Ils spéculent au contraire sur les perspectives d’un « OTAN asiatique » hypothétiquement articulé au durcissement face à Pékin de « l’Alliance quadrilatérale de sécurité », évoqué dans l’Annexe de l’analyse de François Danjou du 25 novembre dernier : Pékin à Canberra : « Ne touchez pas aux intérêts vitaux chinois. » Brutalité et fragilités chinoises. Limites des discours d’ouverture.

La prudence commanderait pourtant de considérer son efficacité pour ce qu’elle est en réalité. Celle d’un « rassemblement sans colonne vertébrale stratégique de pays aux intérêts divergents face à la Chine ».

Dans cette incertitude c’est encore la garantie américaine qui fournit la meilleure assurance. La plupart des observateurs aux États-Unis, à Taïwan et en Occident, acceptent l’hypothèse que l’administration Biden ne modifiera pas au fond, sinon en adoptant une forme moins provocatrice, la stratégie de méfiance et de pressions à l’égard des manifestations agressives de la Chine.

Interrogé en juillet dernier par Walter Russell Mead (Hudson Institute), ancien professeur de relations internationales à Yale, Antony Blinken, nouveau secrétaire d’État américain nommé par Joe Biden le 22 novembre, considérait à la fois que Trump avait été un facteur d’affaiblissement de la démocratie dans le monde, et qu’il était nécessaire de dissuader les agressions chinoises.
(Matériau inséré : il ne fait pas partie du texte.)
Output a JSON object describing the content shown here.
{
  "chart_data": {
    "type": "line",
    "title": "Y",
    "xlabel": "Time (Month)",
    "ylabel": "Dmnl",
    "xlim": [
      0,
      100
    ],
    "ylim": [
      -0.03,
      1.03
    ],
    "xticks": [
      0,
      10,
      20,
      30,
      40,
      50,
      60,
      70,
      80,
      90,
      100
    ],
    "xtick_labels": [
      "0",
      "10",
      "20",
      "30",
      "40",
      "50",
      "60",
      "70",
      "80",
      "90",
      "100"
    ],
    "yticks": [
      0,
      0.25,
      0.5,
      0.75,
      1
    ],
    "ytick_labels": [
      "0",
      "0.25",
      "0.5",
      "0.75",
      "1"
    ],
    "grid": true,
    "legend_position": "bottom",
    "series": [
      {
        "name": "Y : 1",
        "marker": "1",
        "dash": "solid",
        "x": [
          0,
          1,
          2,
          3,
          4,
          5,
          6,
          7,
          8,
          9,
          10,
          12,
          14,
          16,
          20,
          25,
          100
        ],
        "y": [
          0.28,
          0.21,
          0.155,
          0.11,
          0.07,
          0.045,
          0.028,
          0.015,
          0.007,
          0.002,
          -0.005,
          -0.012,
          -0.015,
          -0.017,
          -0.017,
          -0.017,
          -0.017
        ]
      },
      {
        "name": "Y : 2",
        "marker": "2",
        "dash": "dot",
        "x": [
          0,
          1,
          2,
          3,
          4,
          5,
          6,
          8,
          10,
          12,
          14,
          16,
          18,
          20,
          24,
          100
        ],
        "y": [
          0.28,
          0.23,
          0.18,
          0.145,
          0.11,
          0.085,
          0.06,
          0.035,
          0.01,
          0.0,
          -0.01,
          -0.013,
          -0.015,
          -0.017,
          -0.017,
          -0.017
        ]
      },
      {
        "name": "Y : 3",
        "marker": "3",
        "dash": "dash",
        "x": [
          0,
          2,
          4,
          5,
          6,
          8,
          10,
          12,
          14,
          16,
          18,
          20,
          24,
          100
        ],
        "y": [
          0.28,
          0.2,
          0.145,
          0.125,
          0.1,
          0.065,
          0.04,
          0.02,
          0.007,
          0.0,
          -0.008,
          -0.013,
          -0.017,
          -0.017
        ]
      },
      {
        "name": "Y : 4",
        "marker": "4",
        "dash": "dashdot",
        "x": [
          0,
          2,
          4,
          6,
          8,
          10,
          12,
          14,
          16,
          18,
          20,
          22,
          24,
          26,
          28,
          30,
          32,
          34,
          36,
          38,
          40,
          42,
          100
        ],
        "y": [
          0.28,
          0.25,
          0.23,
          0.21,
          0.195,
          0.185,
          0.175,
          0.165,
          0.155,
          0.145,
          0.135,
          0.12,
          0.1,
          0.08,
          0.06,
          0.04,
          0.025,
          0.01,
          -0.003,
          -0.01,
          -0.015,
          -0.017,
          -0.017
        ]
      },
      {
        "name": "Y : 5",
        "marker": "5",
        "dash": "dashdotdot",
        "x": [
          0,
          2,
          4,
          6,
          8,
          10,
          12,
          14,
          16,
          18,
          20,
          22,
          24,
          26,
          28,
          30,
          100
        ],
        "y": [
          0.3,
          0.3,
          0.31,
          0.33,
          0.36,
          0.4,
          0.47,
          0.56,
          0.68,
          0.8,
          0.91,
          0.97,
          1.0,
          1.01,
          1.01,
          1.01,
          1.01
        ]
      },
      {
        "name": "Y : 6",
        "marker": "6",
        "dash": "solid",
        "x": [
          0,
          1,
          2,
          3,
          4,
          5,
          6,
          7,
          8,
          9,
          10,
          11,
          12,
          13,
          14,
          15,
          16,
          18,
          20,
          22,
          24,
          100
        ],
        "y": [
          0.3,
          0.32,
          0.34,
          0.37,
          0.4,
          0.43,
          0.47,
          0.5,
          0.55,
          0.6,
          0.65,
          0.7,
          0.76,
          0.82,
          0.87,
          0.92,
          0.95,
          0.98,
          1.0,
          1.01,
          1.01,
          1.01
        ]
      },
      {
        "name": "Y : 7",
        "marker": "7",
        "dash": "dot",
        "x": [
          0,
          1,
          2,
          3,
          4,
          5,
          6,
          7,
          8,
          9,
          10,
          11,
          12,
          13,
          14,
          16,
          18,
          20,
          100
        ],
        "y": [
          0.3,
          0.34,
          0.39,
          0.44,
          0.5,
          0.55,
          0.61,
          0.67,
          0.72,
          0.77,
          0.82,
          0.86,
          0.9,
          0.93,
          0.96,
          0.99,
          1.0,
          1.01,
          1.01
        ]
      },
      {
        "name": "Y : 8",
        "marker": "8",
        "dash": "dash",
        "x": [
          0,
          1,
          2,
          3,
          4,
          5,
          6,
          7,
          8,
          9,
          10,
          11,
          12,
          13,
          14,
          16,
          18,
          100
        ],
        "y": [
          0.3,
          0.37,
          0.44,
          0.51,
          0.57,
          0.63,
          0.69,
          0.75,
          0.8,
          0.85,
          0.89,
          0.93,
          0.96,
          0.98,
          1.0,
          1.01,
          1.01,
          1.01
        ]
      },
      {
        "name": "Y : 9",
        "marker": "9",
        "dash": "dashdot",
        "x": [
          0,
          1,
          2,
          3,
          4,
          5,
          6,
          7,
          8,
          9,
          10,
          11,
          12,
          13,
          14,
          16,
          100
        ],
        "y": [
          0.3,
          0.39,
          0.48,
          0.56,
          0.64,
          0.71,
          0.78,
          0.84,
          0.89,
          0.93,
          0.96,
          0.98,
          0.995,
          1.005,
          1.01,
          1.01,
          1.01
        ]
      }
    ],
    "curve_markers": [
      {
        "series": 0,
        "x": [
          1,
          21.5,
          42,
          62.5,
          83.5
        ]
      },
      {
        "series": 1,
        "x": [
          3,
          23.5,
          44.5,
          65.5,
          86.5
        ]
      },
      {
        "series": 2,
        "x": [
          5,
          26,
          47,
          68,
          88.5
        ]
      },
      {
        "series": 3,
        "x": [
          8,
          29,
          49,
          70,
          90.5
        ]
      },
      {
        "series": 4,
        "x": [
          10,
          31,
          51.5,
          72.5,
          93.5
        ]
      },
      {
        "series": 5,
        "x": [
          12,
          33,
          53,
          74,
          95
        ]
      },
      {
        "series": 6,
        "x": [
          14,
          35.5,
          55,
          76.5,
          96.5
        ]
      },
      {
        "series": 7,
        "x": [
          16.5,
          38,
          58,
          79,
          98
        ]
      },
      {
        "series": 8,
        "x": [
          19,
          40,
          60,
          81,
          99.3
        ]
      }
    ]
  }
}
En même temps, il prônait une approche moins conflictuelle et la recherche de terrains d’entente avec Pékin, sur, dit-il, des secteurs où les intérêts chinois et américains se recouvrent, notamment dans le domaine du climat, de la lutte contre les pandémies et de la prolifération des armes de destruction massive.
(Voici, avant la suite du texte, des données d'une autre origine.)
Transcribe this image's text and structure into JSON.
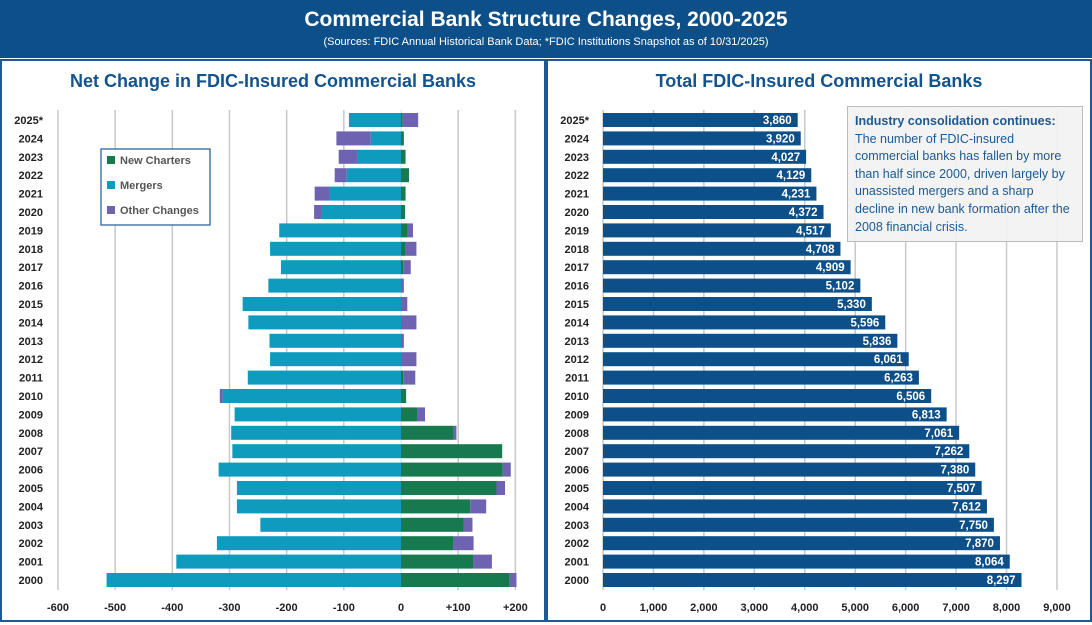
{
  "header": {
    "title": "Commercial Bank Structure Changes, 2000-2025",
    "subtitle": "(Sources: FDIC Annual Historical Bank Data; *FDIC Institutions Snapshot as of 10/31/2025)"
  },
  "annotation": {
    "heading": "Industry consolidation continues:",
    "body": "The number of FDIC-insured commercial banks has fallen by more than half since 2000, driven largely by unassisted mergers and a sharp decline in new bank formation after the 2008 financial crisis."
  },
  "chart_data": [
    {
      "type": "bar",
      "orientation": "horizontal",
      "stacked": true,
      "title": "Net Change in FDIC-Insured Commercial Banks",
      "categories": [
        "2025*",
        "2024",
        "2023",
        "2022",
        "2021",
        "2020",
        "2019",
        "2018",
        "2017",
        "2016",
        "2015",
        "2014",
        "2013",
        "2012",
        "2011",
        "2010",
        "2009",
        "2008",
        "2007",
        "2006",
        "2005",
        "2004",
        "2003",
        "2002",
        "2001",
        "2000"
      ],
      "xlim": [
        -600,
        200
      ],
      "xticks": [
        "-600",
        "-500",
        "-400",
        "-300",
        "-200",
        "-100",
        "0",
        "+100",
        "+200"
      ],
      "grid": true,
      "legend": "upper-left",
      "series": [
        {
          "name": "New Charters",
          "color": "#177a4e",
          "values": [
            3,
            5,
            8,
            14,
            8,
            7,
            12,
            7,
            4,
            0,
            0,
            0,
            0,
            0,
            4,
            9,
            28,
            92,
            177,
            178,
            167,
            121,
            110,
            91,
            126,
            190
          ]
        },
        {
          "name": "Mergers",
          "color": "#0e9bbd",
          "values": [
            -91,
            -53,
            -76,
            -95,
            -125,
            -139,
            -213,
            -229,
            -210,
            -232,
            -277,
            -267,
            -230,
            -229,
            -268,
            -312,
            -291,
            -297,
            -295,
            -319,
            -287,
            -287,
            -246,
            -322,
            -393,
            -515
          ]
        },
        {
          "name": "Other Changes",
          "color": "#6e63b0",
          "values": [
            27,
            -60,
            -33,
            -21,
            -26,
            -13,
            9,
            20,
            13,
            5,
            11,
            27,
            5,
            27,
            21,
            -5,
            14,
            5,
            0,
            14,
            15,
            28,
            15,
            36,
            33,
            12
          ]
        }
      ]
    },
    {
      "type": "bar",
      "orientation": "horizontal",
      "title": "Total FDIC-Insured Commercial Banks",
      "categories": [
        "2025*",
        "2024",
        "2023",
        "2022",
        "2021",
        "2020",
        "2019",
        "2018",
        "2017",
        "2016",
        "2015",
        "2014",
        "2013",
        "2012",
        "2011",
        "2010",
        "2009",
        "2008",
        "2007",
        "2006",
        "2005",
        "2004",
        "2003",
        "2002",
        "2001",
        "2000"
      ],
      "values": [
        3860,
        3920,
        4027,
        4129,
        4231,
        4372,
        4517,
        4708,
        4909,
        5102,
        5330,
        5596,
        5836,
        6061,
        6263,
        6506,
        6813,
        7061,
        7262,
        7380,
        7507,
        7612,
        7750,
        7870,
        8064,
        8297
      ],
      "labels": [
        "3,860",
        "3,920",
        "4,027",
        "4,129",
        "4,231",
        "4,372",
        "4,517",
        "4,708",
        "4,909",
        "5,102",
        "5,330",
        "5,596",
        "5,836",
        "6,061",
        "6,263",
        "6,506",
        "6,813",
        "7,061",
        "7,262",
        "7,380",
        "7,507",
        "7,612",
        "7,750",
        "7,870",
        "8,064",
        "8,297"
      ],
      "xlim": [
        0,
        9000
      ],
      "xticks": [
        "0",
        "1,000",
        "2,000",
        "3,000",
        "4,000",
        "5,000",
        "6,000",
        "7,000",
        "8,000",
        "9,000"
      ],
      "grid": true,
      "color": "#0d4f88"
    }
  ]
}
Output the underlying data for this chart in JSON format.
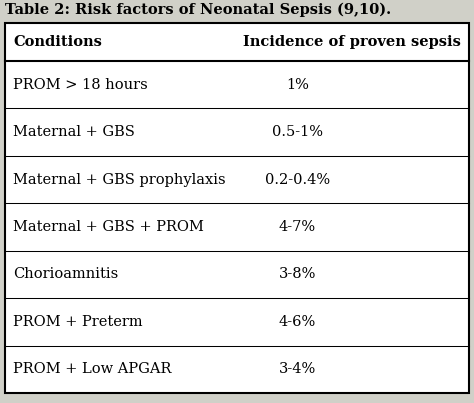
{
  "title": "Table 2: Risk factors of Neonatal Sepsis (9,10).",
  "col_headers": [
    "Conditions",
    "Incidence of proven sepsis"
  ],
  "rows": [
    [
      "PROM > 18 hours",
      "1%"
    ],
    [
      "Maternal + GBS",
      "0.5-1%"
    ],
    [
      "Maternal + GBS prophylaxis",
      "0.2-0.4%"
    ],
    [
      "Maternal + GBS + PROM",
      "4-7%"
    ],
    [
      "Chorioamnitis",
      "3-8%"
    ],
    [
      "PROM + Preterm",
      "4-6%"
    ],
    [
      "PROM + Low APGAR",
      "3-4%"
    ]
  ],
  "bg_color": "#d0d0c8",
  "table_bg": "#ffffff",
  "border_color": "#000000",
  "title_fontsize": 10.5,
  "header_fontsize": 10.5,
  "row_fontsize": 10.5,
  "figsize": [
    4.74,
    4.03
  ],
  "dpi": 100
}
Sur les questions de Taïwan et de la Mer de Chine du sud où Pékin considère que la seule voie d’apaisement possible consiste à accepter les positions chinoises, il pourrait être déçu.

Note(s) :

[11972, 1979, 1982. Par le communiqué de 1979, Washington promettait de mettre fin aux relations politiques formelles avec Taipei tout en préservant les relations économiques et culturelles.

[2Eric Huang, 黃裕鈞 professeur de relations internationales et spécialiste des relations avec les Etats-Unis à Tamkang, ancien responsable du KMT en charge des médias et des relations avec Washington du temps de Ma Ying-jeou.